[LeetCode] Longest Consecutive Sequence

This problem is not very intuitive at first glance. However, the final idea should be very self-explanatory. You visit each element in nums, and then find its left and right neighbors and extend the length accordingly. The time complexity is O(n) if we guard from visiting the same element again.

You can implement it using an unordered_set or unordered_map.

The code is as follows. The last one is taken from this page which includes a nice explanation in the follong answers.

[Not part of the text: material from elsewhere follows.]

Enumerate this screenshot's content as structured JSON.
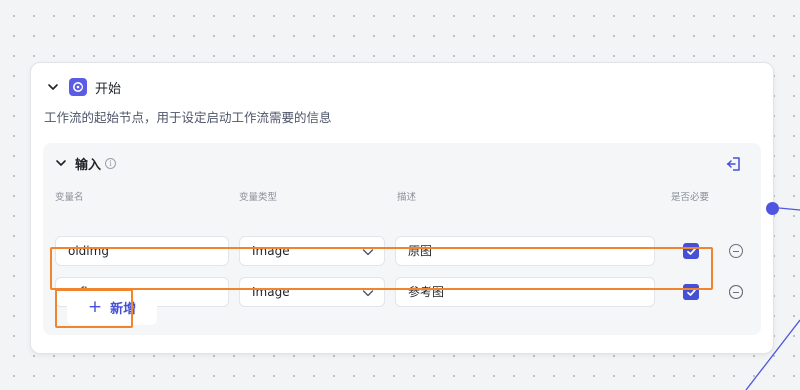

// O(n) solution using unordered_set
int longestConsecutive(vector<int>& nums) {
    unordered_set<int> copy(nums.begin(), nums.end());
    unordered_set<int> filter;
    int len = 0;
    for (int i = 0; i < nums.size(); i++) {
        if (filter.find(nums[i]) != filter.end()) continue;
        int l = nums[i] - 1, r = nums[i] + 1;
        while (copy.find(l) != copy.end()) filter.insert(l--);
        while (copy.find(r) != copy.end()) filter.insert(r++);
        len = max(len, r - l - 1);
    }
    return len;
}

// O(n) solution using unordered_map
int longestConsecutive(vector<int>& nums) {
    unordered_map<int, int> mp;
    int len = 0;
    for (int i = 0; i < nums.size(); i++) {
        if (mp[nums[i]]) continue;
        mp[nums[i]] = 1;
        if (mp.find(nums[i] - 1) != mp.end())
            mp[nums[i]] += mp[nums[i] - 1];
        if (mp.find(nums[i] + 1) != mp.end())
            mp[nums[i]] += mp[nums[i] + 1];
        mp[nums[i] - mp[nums[i] - 1]] = mp[nums[i]]; // left boundary
        mp[nums[i] + mp[nums[i] + 1]] = mp[nums[i]]; // right boundary
        len = max(len, mp[nums[i]]);
    }
    return len;
}

// O(n) super-concise solution (merging the above cases)
int longestConsecutive(vector<int>& nums) {
    unordered_map<int, int> mp;
    int len = 0;
    for (int i = 0; i < nums.size(); i++) {
        if (mp[nums[i]]) continue;
        len = max(len, mp[nums[i]] = mp[nums[i] - mp[nums[i] - 1]] = mp[nums[i] + mp[nums[i] + 1]] = mp[nums[i] - 1] + mp[nums[i] + 1] + 1);
    }
    return len;
}